Tropicália lixo lógico, 2012. Gravadora independente.
Fonte: Arte em
Interação – Hugo B. Bozzano; Perla Frenda; Tatiane Cristina Gusmão – volume
único – Ensino médio – IBEP – 1ª edição – São Paulo, 2013. p. 328-329.
Entendendo a música:
01 – Qual é a crítica central
que Tom Zé faz à "pureza" e à entrada do "Lobo" na festa no
início da música?
No início da
música, Tom Zé utiliza a metáfora da "pureza Chapeuzinho / Passeando na
floresta / Enquanto Seu Lobo não vem" para representar uma visão ingênua
ou idealizada da cultura e do pensamento. A "pureza" pode ser
interpretada como uma forma de pensamento ocidental dominante, talvez o
racionalismo cartesiano ou a lógica aristotélica, que busca a ordem e evita o
caos. A entrada do "Lobo" – que não "comeu ninguém" – é uma
reviravolta irônica. Esse "Lobo" é, na verdade, "Seu
Aristotes", uma personificação da lógica aristotélica e do pensamento
ocidental racional. A crítica central é que essa imposição de uma lógica
"pura" ou hegemônica, embora não seja destrutiva no sentido literal
("não comeu ninguém"), tenta expulsar ou silenciar outras formas de
pensar ("Expulsava todo incréu / Ali do nosso céu"), especialmente as
que não se encaixam em seus moldes.
02 – Como a música apresenta a
relação entre a "concepção" "moçárabe" de pensar e o
"pacote de pensar" de Aristóteles?
A música
apresenta a relação entre a "concepção" "moçárabe" de
pensar e o "pacote de pensar" de Aristóteles como um confronto de
sistemas de lógica e raciocínio. A "moçárabe estrutura de pensar"

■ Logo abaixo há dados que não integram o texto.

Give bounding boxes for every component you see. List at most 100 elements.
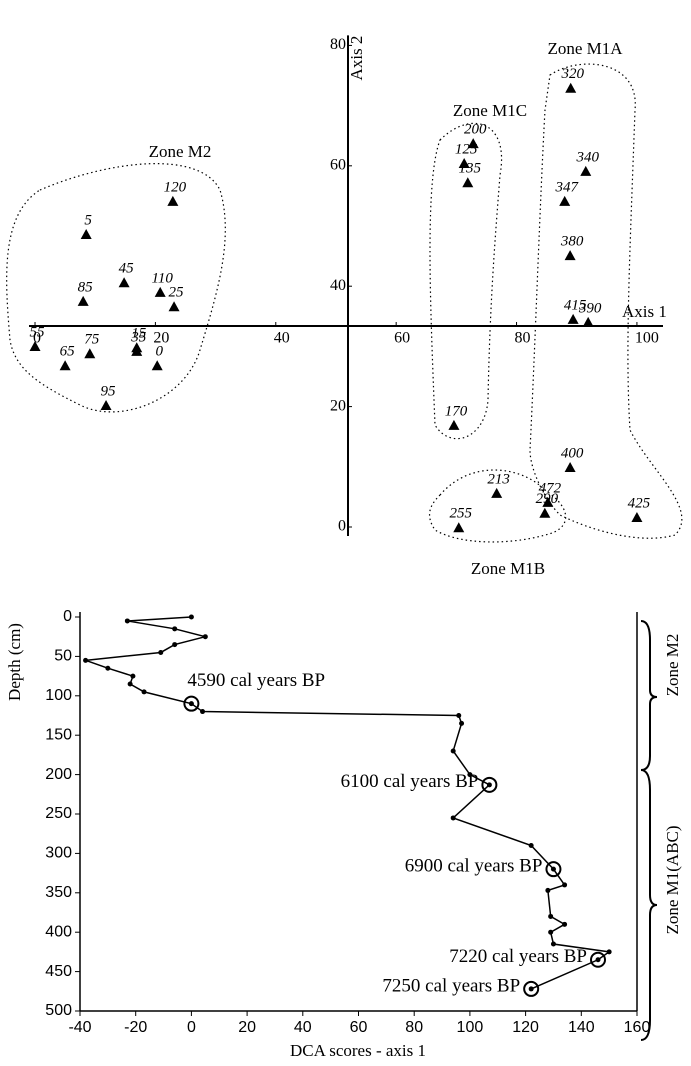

refere-se a uma forma de conhecimento híbrida, que emerge da mistura de
culturas (como a árabe e a ibérica na Península Ibérica durante a Idade Média),
caracterizada por sua flexibilidade e talvez uma menor rigidez lógica. Em
contrapartida, o "pacote de pensar" de Aristóteles representa a
lógica ocidental formal, com suas "equações" e regras bem definidas.
Tom Zé sugere que, embora não recusem as equações de Aristóteles, há uma
curiosidade e uma necessidade de resolver questões "com nossas
armas", ou seja, com a própria lógica moçárabe. O resultado, embora
"quase igual", revela uma "diferença que restou" – o
"lixo lógico". Isso indica que a lógica ocidental não é a única nem a
superior, e que outras formas de raciocínio, mesmo que consideradas
"impuras" ou "ilógicas" por ela, são válidas e necessárias.
03 – O que Tom Zé quer dizer
com "lixo lógico" e como ele se relaciona com a ideia de
"Tropicália"?
O "lixo
lógico" é a diferença que resta quando se tenta aplicar a lógica
aristotélica (ocidental e racional) a uma realidade que não se encaixa
perfeitamente nela. É aquilo que é descartado, considerado irracional, absurdo
ou sem sentido pelas regras estabelecidas. Para Tom Zé, esse "lixo"
não é desprezível; ao contrário, ele é valorizado e se torna a essência da
"Tropicália". O movimento tropicalista defendia a antropofagia cultural,
a apropriação e a digestão de elementos diversos (nacionais, estrangeiros,
populares, eruditos) para criar algo novo e autêntico, que muitas vezes
desafiava as categorizações e as lógicas estabelecidas. O "lixo
lógico" é justamente a riqueza da contradição, da ambiguidade e do
sincretismo que define a identidade brasileira, algo que a lógica pura tenta
descartar, mas que o Tropicalismo abraça como fonte de criatividade e verdade.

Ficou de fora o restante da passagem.